Sweat equity: Finding joy in the physical world
Half his body had vanished into the open bonnet of a 25-year-old Toyota Qualis. It looked like he and the engine were mid-conversation. We tease him about this weekend ritual. But watching him last Sunday, it struck me that he was enjoying himself in a way that felt unfamiliar, and somewhat enviable.
Like so many of us, this friend had moved into a world of code, cloud servers and invisible software architecture as a young man. All week, he still lives within abstractions. And so, on Sundays, he chooses metal.
It isn’t a vain or fruitless pursuit (although those can be precious too). Take a drive in this car, and it doesn’t rattle. It handles smoothly. It passes inspection because he makes sure it is well-maintained.

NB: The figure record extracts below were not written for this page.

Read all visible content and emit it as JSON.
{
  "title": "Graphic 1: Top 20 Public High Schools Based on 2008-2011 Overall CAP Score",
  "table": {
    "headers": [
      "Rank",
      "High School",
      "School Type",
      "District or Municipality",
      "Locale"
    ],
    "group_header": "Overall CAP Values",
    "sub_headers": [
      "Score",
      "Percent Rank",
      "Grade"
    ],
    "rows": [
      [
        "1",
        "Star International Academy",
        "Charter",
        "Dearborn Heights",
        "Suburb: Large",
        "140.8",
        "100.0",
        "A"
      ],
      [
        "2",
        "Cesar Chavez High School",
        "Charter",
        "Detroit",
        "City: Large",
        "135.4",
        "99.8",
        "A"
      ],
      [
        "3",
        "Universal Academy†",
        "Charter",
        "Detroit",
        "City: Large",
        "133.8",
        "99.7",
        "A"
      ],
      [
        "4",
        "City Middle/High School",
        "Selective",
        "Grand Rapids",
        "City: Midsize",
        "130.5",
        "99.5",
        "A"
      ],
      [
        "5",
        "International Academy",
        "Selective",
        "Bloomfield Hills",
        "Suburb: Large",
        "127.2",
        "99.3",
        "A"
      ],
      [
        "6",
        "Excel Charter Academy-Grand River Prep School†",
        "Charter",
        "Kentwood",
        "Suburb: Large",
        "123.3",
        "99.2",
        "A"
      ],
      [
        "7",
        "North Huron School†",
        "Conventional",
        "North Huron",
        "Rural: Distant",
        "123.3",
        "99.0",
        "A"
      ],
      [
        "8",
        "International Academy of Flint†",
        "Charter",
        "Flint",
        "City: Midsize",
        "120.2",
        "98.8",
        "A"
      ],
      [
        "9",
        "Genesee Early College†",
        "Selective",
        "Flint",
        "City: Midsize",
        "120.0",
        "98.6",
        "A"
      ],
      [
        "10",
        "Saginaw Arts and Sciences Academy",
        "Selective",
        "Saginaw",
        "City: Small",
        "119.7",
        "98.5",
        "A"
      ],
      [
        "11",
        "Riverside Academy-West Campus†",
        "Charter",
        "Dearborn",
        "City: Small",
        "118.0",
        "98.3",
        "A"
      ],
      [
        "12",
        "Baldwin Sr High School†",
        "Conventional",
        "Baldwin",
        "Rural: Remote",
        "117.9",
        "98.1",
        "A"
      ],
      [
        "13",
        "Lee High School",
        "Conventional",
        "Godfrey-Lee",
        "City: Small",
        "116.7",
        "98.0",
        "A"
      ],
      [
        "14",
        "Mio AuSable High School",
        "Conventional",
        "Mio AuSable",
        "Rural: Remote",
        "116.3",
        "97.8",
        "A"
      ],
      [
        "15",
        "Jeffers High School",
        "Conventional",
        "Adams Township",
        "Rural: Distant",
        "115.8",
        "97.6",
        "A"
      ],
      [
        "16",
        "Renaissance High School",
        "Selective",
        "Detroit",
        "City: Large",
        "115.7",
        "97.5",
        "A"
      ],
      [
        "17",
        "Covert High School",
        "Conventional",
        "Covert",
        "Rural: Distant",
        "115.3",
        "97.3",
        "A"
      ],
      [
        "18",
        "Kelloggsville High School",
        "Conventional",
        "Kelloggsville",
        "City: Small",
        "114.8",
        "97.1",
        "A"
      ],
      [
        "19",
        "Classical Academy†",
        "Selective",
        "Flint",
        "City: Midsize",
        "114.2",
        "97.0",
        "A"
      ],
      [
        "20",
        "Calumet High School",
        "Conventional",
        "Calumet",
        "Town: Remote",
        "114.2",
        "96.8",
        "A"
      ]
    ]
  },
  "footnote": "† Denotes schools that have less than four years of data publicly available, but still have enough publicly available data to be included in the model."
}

It did not come with a dashboard camera, so my friend sourced one and installed it. When parts disappear from catalogues, he scouts for them in second-hand markets. When the fitness certificate is due for renewal, he lines up to find out where vehicle stands, adjusts what must be adjusted, and ensures it is registered as road-worthy again.
It’s hard work, but he loves it.
I initially assumed this was nostalgia. I refused to part with my first car far longer than was reasonable, so I knew the feeling. It turned out that wasn’t it, for my friend.
He told me he likes to work with his hands. He likes the resistance and friction; the clean logic of cause and effect. The feedback is immediate, indifferent, honest. There is no interface softening the message. No algorithm compensating for a mistake. Somewhere in that blunt honesty, he says, he finds joy.
Most of us don’t work like that anymore. We move slides in presentations, or push code that executes in servers we will never see. We send email, and something happens somewhere. We click, swipe, forward, type. Our labour is real, but it is abstracted, layered, mediated.
The modern professional is fluent in intangibles. But the human hand was not designed for abstraction alone. It was designed to grip, lift, feel grain against skin and resistance under palm. To measure weight. To sense temperature. To correct course not through data but through touch.
Working with the hands, thought collapses into action. The distance between intention and outcome narrows.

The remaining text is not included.